Ou “A história de como descobrir a bruxa que há dentro de nós”.
O filme “Eu não sou uma bruxa“, da realizadora zambiana Rungano Nyoni, traz-nos a história de uma menina que dá por si assumindo-se como bruxa num campo de bruxas.
Shula é apenas uma tímida criança que, com provas circunstanciais é acusada de bruxaria pelos habitantes da vila por onde vagueia, sozinha. As autoridades locais são chamadas a intervir e Shula é rapidamente enviada para um campo de bruxas, onde é acolhida por mulheres bem mais velhas, que a recebem de braços abertos. No fim da festa de boas-vindas ela é confrontada com um dilema: ou aceita ser bruxa e ficar no campo ou rejeita a bruxaria e transforma-se numa cabra.
Sem ferramentas para provar a sua inocência nem para os outros e nem para si, a pequena Shula aceita.
No campo, as mulheres são obrigadas a cultivar a terra e a posar para turistas que as visitam. Shula recebe delas o amor maternal que não tem em mais nenhum local.

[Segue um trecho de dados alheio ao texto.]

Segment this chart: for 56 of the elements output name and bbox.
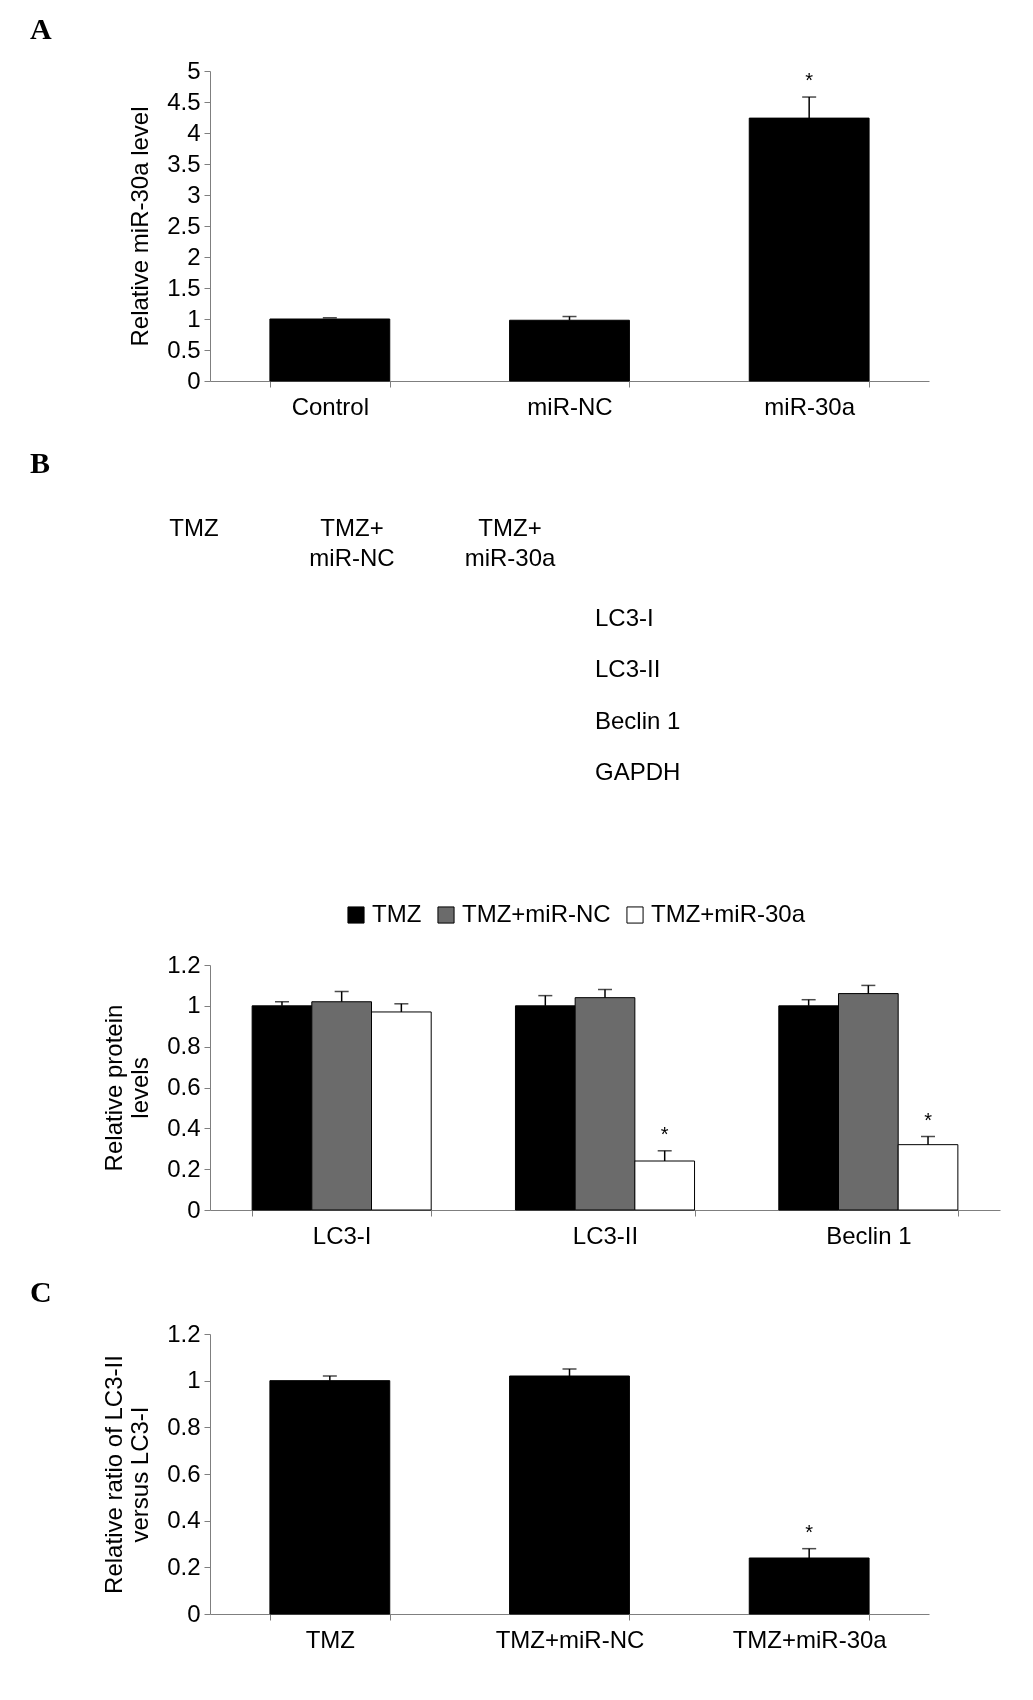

Por algum tempo as coisas parecem correr bem.

Num mundo em que o Cristianismo se diz dono da verdade, as formas de expressão de espiritualidade tradicionalmente africanas são demonizadas e é neste contexto em que se cria estigma e rejeição em relação a pessoas que são vistas como bruxas.

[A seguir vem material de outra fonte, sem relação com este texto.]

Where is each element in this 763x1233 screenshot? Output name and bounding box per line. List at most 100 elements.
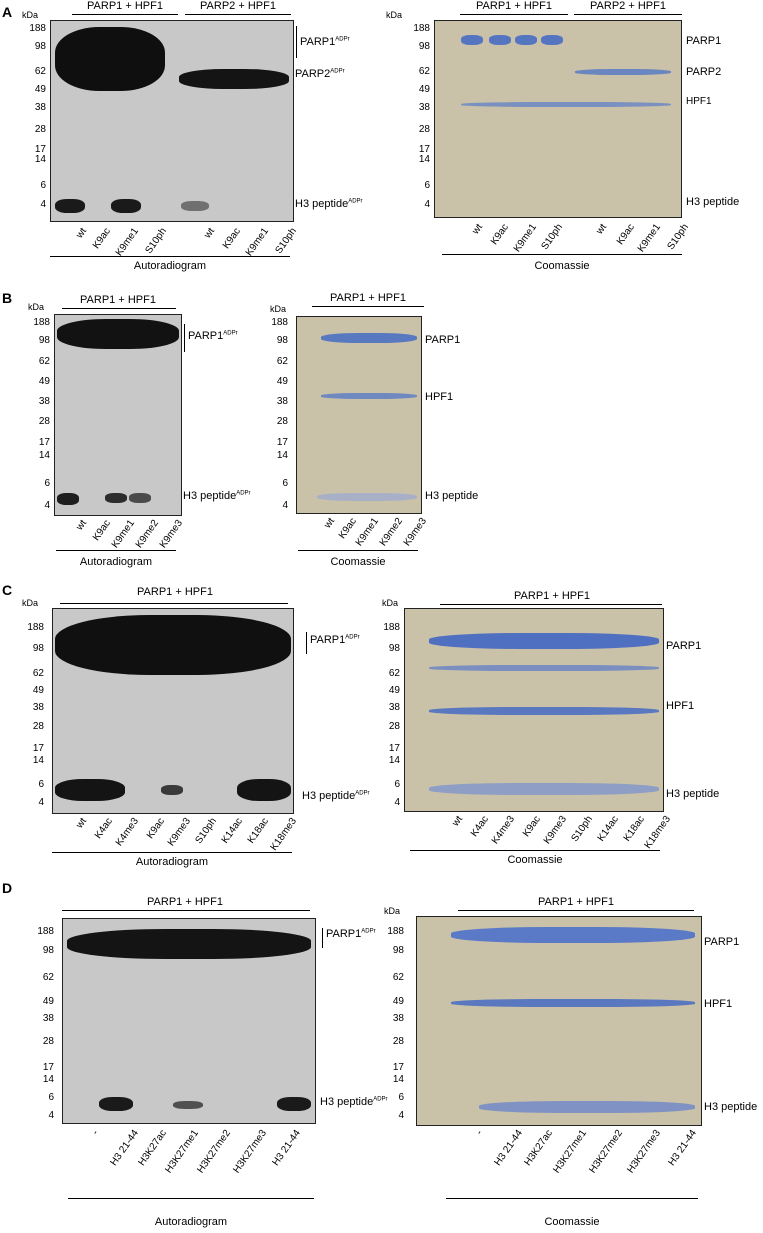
- footer-label: Autoradiogram: [154, 1216, 228, 1228]
- band-label-parp1: PARP1ADPr: [326, 928, 376, 940]
- mw-marker: 4: [398, 1110, 404, 1121]
- mw-marker: 188: [413, 23, 430, 34]
- mw-marker: 6: [38, 779, 44, 790]
- mw-marker: 49: [32, 685, 44, 696]
- mw-marker: 38: [38, 396, 50, 407]
- kda-label: kDa: [386, 10, 403, 20]
- group-header: PARP1 + HPF1: [147, 896, 223, 908]
- mw-marker: 14: [38, 450, 50, 461]
- mw-marker: 17: [276, 437, 288, 448]
- band-label-parp1: PARP1: [425, 334, 461, 346]
- mw-marker: 62: [276, 356, 288, 367]
- band-label-h3: H3 peptide: [686, 196, 740, 208]
- mw-marker: 98: [32, 643, 44, 654]
- panel-letter-c: C: [2, 582, 13, 598]
- group-header: PARP1 + HPF1: [330, 292, 406, 304]
- mw-marker: 6: [44, 478, 50, 489]
- footer-label: Coomassie: [544, 1216, 600, 1228]
- mw-marker: 6: [398, 1092, 404, 1103]
- band-label-h3: H3 peptide: [666, 788, 720, 800]
- coomassie-gel: [296, 316, 422, 514]
- footer-label: Autoradiogram: [79, 556, 153, 568]
- mw-marker: 14: [34, 154, 46, 165]
- band-label-parp1: PARP1ADPr: [300, 36, 350, 48]
- band-label-parp2: PARP2ADPr: [295, 68, 345, 80]
- mw-marker: 188: [387, 926, 404, 937]
- mw-marker: 14: [418, 154, 430, 165]
- mw-marker: 49: [418, 84, 430, 95]
- mw-marker: 98: [34, 41, 46, 52]
- lane-label: -: [90, 1128, 102, 1138]
- mw-marker: 49: [276, 376, 288, 387]
- mw-marker: 188: [271, 317, 288, 328]
- mw-marker: 17: [392, 1062, 404, 1073]
- kda-label: kDa: [28, 302, 45, 312]
- mw-marker: 28: [34, 124, 46, 135]
- band-label-parp1: PARP1ADPr: [310, 634, 360, 646]
- kda-label: kDa: [22, 598, 39, 608]
- band-label-parp1: PARP1: [686, 35, 722, 47]
- mw-marker: 38: [388, 702, 400, 713]
- mw-marker: 98: [388, 643, 400, 654]
- group-header: PARP1 + HPF1: [538, 896, 614, 908]
- mw-marker: 28: [32, 721, 44, 732]
- mw-marker: 49: [38, 376, 50, 387]
- mw-marker: 28: [418, 124, 430, 135]
- band-label-parp1: PARP1ADPr: [188, 330, 238, 342]
- mw-marker: 62: [418, 66, 430, 77]
- panel-letter-a: A: [2, 4, 13, 20]
- kda-label: kDa: [22, 10, 39, 20]
- band-label-parp1: PARP1: [666, 640, 702, 652]
- group-header: PARP2 + HPF1: [200, 0, 276, 12]
- band-label-hpf1: HPF1: [686, 96, 712, 107]
- band-label-hpf1: HPF1: [666, 700, 695, 712]
- autoradiogram-gel: [62, 918, 316, 1124]
- mw-marker: 4: [40, 199, 46, 210]
- kda-label: kDa: [270, 304, 287, 314]
- band-label-hpf1: HPF1: [425, 391, 454, 403]
- lane-label: K18me3: [268, 816, 300, 853]
- band-label-h3: H3 peptide: [704, 1101, 758, 1113]
- mw-marker: 38: [32, 702, 44, 713]
- mw-marker: 4: [394, 797, 400, 808]
- mw-marker: 49: [42, 996, 54, 1007]
- footer-label: Autoradiogram: [133, 260, 207, 272]
- kda-label: kDa: [382, 598, 399, 608]
- mw-marker: 17: [418, 144, 430, 155]
- mw-marker: 28: [38, 416, 50, 427]
- mw-marker: 38: [42, 1013, 54, 1024]
- mw-marker: 62: [388, 668, 400, 679]
- mw-marker: 98: [42, 945, 54, 956]
- mw-marker: 38: [34, 102, 46, 113]
- footer-label: Coomassie: [507, 854, 563, 866]
- mw-marker: 4: [48, 1110, 54, 1121]
- mw-marker: 98: [392, 945, 404, 956]
- mw-marker: 62: [38, 356, 50, 367]
- footer-label: Coomassie: [330, 556, 386, 568]
- lane-label: H3 21-44: [666, 1128, 700, 1169]
- band-label-parp2: PARP2: [686, 66, 722, 78]
- mw-marker: 17: [38, 437, 50, 448]
- mw-marker: 38: [276, 396, 288, 407]
- lane-label: S10ph: [665, 222, 692, 253]
- lane-label: -: [474, 1128, 486, 1138]
- autoradiogram-gel: [52, 608, 294, 814]
- band-label-h3: H3 peptide: [425, 490, 479, 502]
- mw-marker: 14: [32, 755, 44, 766]
- mw-marker: 188: [27, 622, 44, 633]
- mw-marker: 28: [392, 1036, 404, 1047]
- mw-marker: 62: [392, 972, 404, 983]
- footer-label: Autoradiogram: [135, 856, 209, 868]
- mw-marker: 17: [388, 743, 400, 754]
- mw-marker: 4: [38, 797, 44, 808]
- mw-marker: 49: [388, 685, 400, 696]
- coomassie-gel: [404, 608, 664, 812]
- mw-marker: 17: [42, 1062, 54, 1073]
- band-label-hpf1: HPF1: [704, 998, 733, 1010]
- mw-marker: 6: [40, 180, 46, 191]
- band-label-parp1: PARP1: [704, 936, 740, 948]
- lane-label: H3K27me2: [587, 1128, 626, 1176]
- band-label-h3: H3 peptideADPr: [302, 790, 370, 802]
- mw-marker: 98: [38, 335, 50, 346]
- mw-marker: 188: [383, 622, 400, 633]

A disputa pela fé é incessante.
Numa caricata cena, Shula é colocada como juíza numa espécie de tribunal local em que um velho homem procura o ladrão do seu dinheiro. Todos os homens jovens são tidos como suspeitos e dizem-se inocentes. Shula tem de identificar o ladrão, então pede ao oficial do Governo que a acompanha que ligue a uma das mulheres no campo.
Esta mulher, uma das avós, diz-lhe para escolher o homem que for mais escuro e mais nervoso. E, curiosamente, confirma-se que esse é de facto o ladrão.

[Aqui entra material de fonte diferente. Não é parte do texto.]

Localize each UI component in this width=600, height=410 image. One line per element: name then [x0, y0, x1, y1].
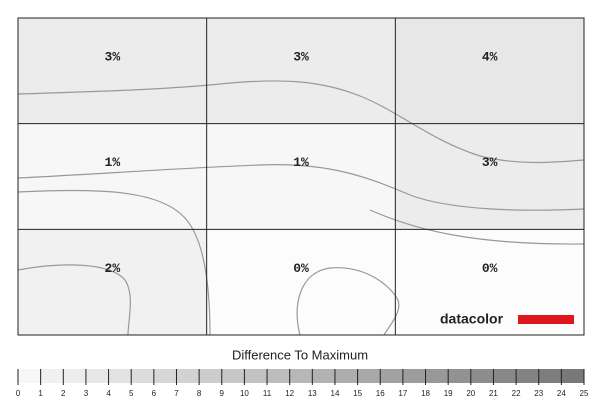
- cell-label: 3%: [293, 50, 309, 65]
- colorbar-segment: [40, 369, 64, 383]
- cell-label: 1%: [105, 155, 121, 170]
- cell-label: 1%: [293, 155, 309, 170]
- colorbar-tick-label: 0: [16, 389, 21, 398]
- colorbar-tick-label: 17: [398, 389, 407, 398]
- colorbar-tick-label: 8: [197, 389, 202, 398]
- colorbar-tick-label: 13: [308, 389, 317, 398]
- cell: [18, 229, 207, 335]
- colorbar-segment: [334, 369, 358, 383]
- colorbar-segment: [312, 369, 335, 383]
- cell: [395, 123, 584, 230]
- colorbar-segment: [448, 369, 471, 383]
- colorbar-segment: [380, 369, 403, 383]
- cell-label: 3%: [105, 50, 121, 65]
- colorbar-tick-label: 18: [421, 389, 430, 398]
- colorbar-segment: [108, 369, 132, 383]
- cell: [395, 18, 584, 124]
- colorbar-segment: [425, 369, 449, 383]
- contour: [369, 209, 584, 245]
- colorbar-tick-label: 2: [61, 389, 66, 398]
- colorbar-segment: [289, 369, 313, 383]
- cell: [206, 18, 396, 124]
- colorbar-tick-label: 5: [129, 389, 134, 398]
- colorbar-segment: [470, 369, 494, 383]
- cell-label: 3%: [482, 155, 498, 170]
- colorbar-tick-label: 1: [38, 389, 43, 398]
- colorbar-segment: [131, 369, 154, 383]
- contours: [18, 80, 584, 335]
- colorbar-segment: [561, 369, 584, 383]
- colorbar-tick-label: 11: [263, 389, 272, 398]
- colorbar-segment: [357, 369, 381, 383]
- colorbar-segment: [63, 369, 86, 383]
- cell: [206, 123, 396, 230]
- cell-label: 2%: [105, 261, 121, 276]
- colorbar-segment: [153, 369, 177, 383]
- contour: [18, 264, 131, 335]
- brand-bar: [518, 315, 574, 324]
- colorbar-tick-label: 25: [580, 389, 589, 398]
- colorbar-segment: [85, 369, 109, 383]
- cell-label: 0%: [293, 261, 309, 276]
- colorbar-segment: [199, 369, 222, 383]
- brand: datacolor: [440, 311, 504, 327]
- colorbar-tick-label: 21: [489, 389, 498, 398]
- colorbar-segment: [267, 369, 290, 383]
- contour: [18, 164, 584, 211]
- colorbar-tick-label: 20: [466, 389, 475, 398]
- frame: [17, 17, 585, 336]
- colorbar-segment: [18, 369, 41, 383]
- colorbar-title: Difference To Maximum: [232, 347, 368, 362]
- colorbar-tick-label: 22: [512, 389, 521, 398]
- colorbar-segment: [402, 369, 426, 383]
- cells: [18, 18, 584, 335]
- contour: [296, 267, 400, 335]
- colorbar-tick-label: 3: [84, 389, 89, 398]
- colorbar-segment: [493, 369, 517, 383]
- cell-label: 4%: [482, 50, 498, 65]
- colorbar-segment: [516, 369, 539, 383]
- colorbar-tick-label: 24: [557, 389, 566, 398]
- contour: [18, 80, 584, 164]
- colorbar-tick-label: 19: [444, 389, 453, 398]
- cell: [206, 229, 396, 335]
- colorbar-tick-label: 4: [106, 389, 111, 398]
- grid: 3% 3% 4% 1% 1% 3% 2% 0% 0%: [17, 17, 585, 336]
- colorbar-tick-label: 16: [376, 389, 385, 398]
- colorbar-segment: [244, 369, 268, 383]
- colorbar-tick-label: 23: [534, 389, 543, 398]
- cell: [18, 18, 207, 124]
- colorbar-tick-label: 10: [240, 389, 249, 398]
- colorbar-tick-label: 7: [174, 389, 179, 398]
- colorbar-tick-label: 15: [353, 389, 362, 398]
- colorbar-tick-label: 12: [285, 389, 294, 398]
- colorbar-tick-label: 6: [152, 389, 157, 398]
- cell-label: 0%: [482, 261, 498, 276]
- colorbar-segment: [221, 369, 245, 383]
- colorbar: 0 1 2 3 4 5 6 7 8 9 10 11 12 13 14 15 16 17 18 19 20 21 22 23 24…: [16, 369, 589, 398]
- colorbar-segment: [176, 369, 200, 383]
- colorbar-segment: [538, 369, 562, 383]
- contour: [18, 189, 211, 335]
- colorbar-tick-label: 9: [220, 389, 225, 398]
- colorbar-tick-label: 14: [331, 389, 340, 398]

Sorte? Coincidência? Bruxaria?
Ninguém sabe.
Os poderes de Shula são requisitados por todo o lado e ela é vista como a galinha de ovos de ouro, já que a sua bruxaria é tão poderosa.

Mas antes de tudo, o que é afinal ser bruxa?
Ela será bruxa porque anda sempre sozinha? Será bruxa por não se fazer ouvir?
Que caminhos terão levado aquelas velhas para o campo de bruxas? Por que são as bruxas tão perigosas?
Shula vai descobrir tudo isto à medida que o mundo se vai revelando a si. Com a sua infantil e limitada visão do que acontece ao seu redor, as alegrias e tristezas de carregar consigo essa denominação vão mudar tudo para si.
No filme há constantes dicotomias em disputa.
A mais óbvia é a relação que a comunidade em geral tem com a bruxaria. Mesmo os mais cépticos vêem-se incomodados com a possibilidade de haver de facto esse poder.
Se por um lado não querem as bruxas por perto, por outro os habitantes recorrem às bruxas para resolver casos de roubos e outros mistérios.
Como não acreditar em bruxas num meio carregado de superstições?
E mais do que isso, como curar as bruxas do seu fatídico destino sem cometer bruxarias, lançando maldições contra elas?
Outra dicotomia é o Feminino e o Masculino.
A percepção é sempre como a mulher é a fonte de todo o mal. Ela é a causadora dos problemas da sociedade, e o homem, pelo contrário é visto como o dono incontestável da verdade.
A misoginia está em quase todo o lado, mas na sua manifestação mais gritante, vemos os bruxos a circularem livremente, inclusivamente providos de algum prestígio enquanto as mulheres bruxas são obrigadas a viver isoladas da sociedade. Um exemplo claro é o bruxo que aparece para comprovar o facto de Shula ser de facto uma bruxa.

Entre o real e o fantástico, Rungano Nyoni descreve-nos tudo o que Shula sente na sua mudez sempre presente.
Uma criança bruxa que não pode circular livremente no mundo, mas que ao mesmo tempo é chamada para resolver problemas como a seca na sua região.
Uma criança bruxa que não vai à escola, mas que ouve os professores de longe e sonha com as brincadeiras ao recreio.
Uma criança obrigada a escolher entre ser uma bruxa ou morrer como uma cabra.